Littérature scientifique et technique

Le terme « scientifique » n'est évidemment pas à prendre dans son sens moderne quand il s'applique à une civilisation pour laquelle le religieux constitue l'ultima ratio de tout phénomène. Toutefois, entre la donnée immédiate et cette raison ultime s'ouvre un domaine où se déploie une activité qui peut être qualifiée de « scientifique et technique » et une production écrite correspondante relativement autonome. Nous sont parvenus : des traités de mathématiques (le Papyrus Rhind, copie du XVIe s. av. J.-C. d'un original antérieur), de médecine (Papyrus vétérinaire de Kahoun et le Papyrus gynécologique de Kahoun, tous deux du XIXe s. av. J.-C. ; Papyrus Smith, copie du XVIe s. av. J.-C. ; Papyrus Ebers, copie du XVIe s. av. J.-C.) ; des « calendriers » comme le Calendrier du Caire (copie du XIIIe s. av. J.-C.), où pour chaque jour sont indiqués le caractère faste ou néfaste de chacune de ses trois parties, la divinité fêtée, l'événement mythologique correspondant, la prescription à suivre ; « clefs des songes », dont le Papyrus Chester-Beaty III (copie du XIIIe s. d'un original ancien) ; enfin de très nombreux répertoires de signes hiéroglyphiques, de noms propres, de noms géographiques, comme l'Onomasticon d'Aménémopé (XIIe s. av. J.-C.), qui énumère 610 notions constitutives de l'univers égyptien.

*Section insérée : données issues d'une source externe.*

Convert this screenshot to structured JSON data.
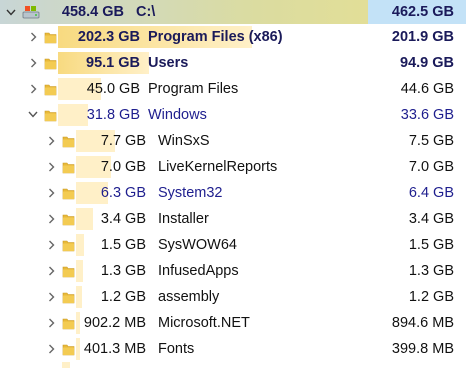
{
  "colors": {
    "folder": "#e8b93a",
    "bar": "#fff0c8",
    "bar_strong": "#f8da80",
    "selected_cell": "#c3e2f7",
    "blue_text": "#1e1e8e"
  },
  "root": {
    "size": "458.4 GB",
    "name": "C:\\",
    "allocated": "462.5 GB",
    "expanded": true,
    "icon": "drive-icon"
  },
  "items": [
    {
      "size": "202.3 GB",
      "name": "Program Files (x86)",
      "allocated": "201.9 GB",
      "level": 1,
      "expanded": false,
      "style": "bold-blue",
      "fraction": 0.441
    },
    {
      "size": "95.1 GB",
      "name": "Users",
      "allocated": "94.9 GB",
      "level": 1,
      "expanded": false,
      "style": "bold-blue",
      "fraction": 0.207
    },
    {
      "size": "45.0 GB",
      "name": "Program Files",
      "allocated": "44.6 GB",
      "level": 1,
      "expanded": false,
      "style": "normal",
      "fraction": 0.098
    },
    {
      "size": "31.8 GB",
      "name": "Windows",
      "allocated": "33.6 GB",
      "level": 1,
      "expanded": true,
      "style": "blue",
      "fraction": 0.069
    },
    {
      "size": "7.7 GB",
      "name": "WinSxS",
      "allocated": "7.5 GB",
      "level": 2,
      "expanded": false,
      "style": "normal",
      "fraction": 0.242
    },
    {
      "size": "7.0 GB",
      "name": "LiveKernelReports",
      "allocated": "7.0 GB",
      "level": 2,
      "expanded": false,
      "style": "normal",
      "fraction": 0.22
    },
    {
      "size": "6.3 GB",
      "name": "System32",
      "allocated": "6.4 GB",
      "level": 2,
      "expanded": false,
      "style": "blue",
      "fraction": 0.198
    },
    {
      "size": "3.4 GB",
      "name": "Installer",
      "allocated": "3.4 GB",
      "level": 2,
      "expanded": false,
      "style": "normal",
      "fraction": 0.107
    },
    {
      "size": "1.5 GB",
      "name": "SysWOW64",
      "allocated": "1.5 GB",
      "level": 2,
      "expanded": false,
      "style": "normal",
      "fraction": 0.047
    },
    {
      "size": "1.3 GB",
      "name": "InfusedApps",
      "allocated": "1.3 GB",
      "level": 2,
      "expanded": false,
      "style": "normal",
      "fraction": 0.041
    },
    {
      "size": "1.2 GB",
      "name": "assembly",
      "allocated": "1.2 GB",
      "level": 2,
      "expanded": false,
      "style": "normal",
      "fraction": 0.038
    },
    {
      "size": "902.2 MB",
      "name": "Microsoft.NET",
      "allocated": "894.6 MB",
      "level": 2,
      "expanded": false,
      "style": "normal",
      "fraction": 0.028
    },
    {
      "size": "401.3 MB",
      "name": "Fonts",
      "allocated": "399.8 MB",
      "level": 2,
      "expanded": false,
      "style": "normal",
      "fraction": 0.012
    }
  ]
}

Littérature administrative et juridique

État centralisé et bureaucratique, l'Égypte ancienne a sécrété une énorme littérature administrative et juridique ; ce qui nous en est parvenu, bien que ne représentant qu'une infime partie de la production réelle, parce qu'elle utilisait les supports les plus fragiles (papyrus, tablettes, ostraca), est déjà impressionnant par sa quantité et sa variété. L'une des bases de l'éducation du scribe est la copie et le ressassement de lettres modèles. La plus célèbre est la Kemyt (« la Somme »), composée au début du Moyen Empire (vers 2040 av. J.-C.), et qui rassemble l'essentiel du formulaire et du vocabulaire nécessaire au scribe. Au Nouvel Empire (vers 1551-1070 av. J.-C.), les lettres modèles se multiplient et abordent des sujets variés : rapports, instructions, plaintes, réprimandes administratives, mais aussi hymnes et prières, et surtout satire corrosive de la vie militaire et paysanne ainsi qu'éloge corrélatif de la profession de scribe. L'activité épistolaire a livré une assez abondante documentation, parmi laquelle ressortent la Correspondance de Héqanakhte, gestionnaire de domaines agricoles en Haute-Égypte au début du Moyen Empire (vers 2040 av. J.-C.) et la Correspondance de Djéhoutymès et de Boutehamon, scribes de la nécropole thébaine, à la fin de la XXe dynastie (vers 1070 av. J.-C.). Enfin, les scribes ont établit les archives de chaque institution : un document exceptionnel, le Papyrus Wilbour, présente ainsi l'état dressé sous Ramsès V (vers 1160-1156 av. J.-C.) des revenus imposables d'une région de la Moyenne Égypte. D'autres textes ont un caractère plus spécialement juridique : décrets royaux, actes privés, stèles de donation, documents relatifs à des procès. À partir du Nouvel Empire, la procédure oraculaire tend à investir le droit, d'où de nombreux textes relatant la manière dont un oracle a tranché une affaire ou cautionné un acte.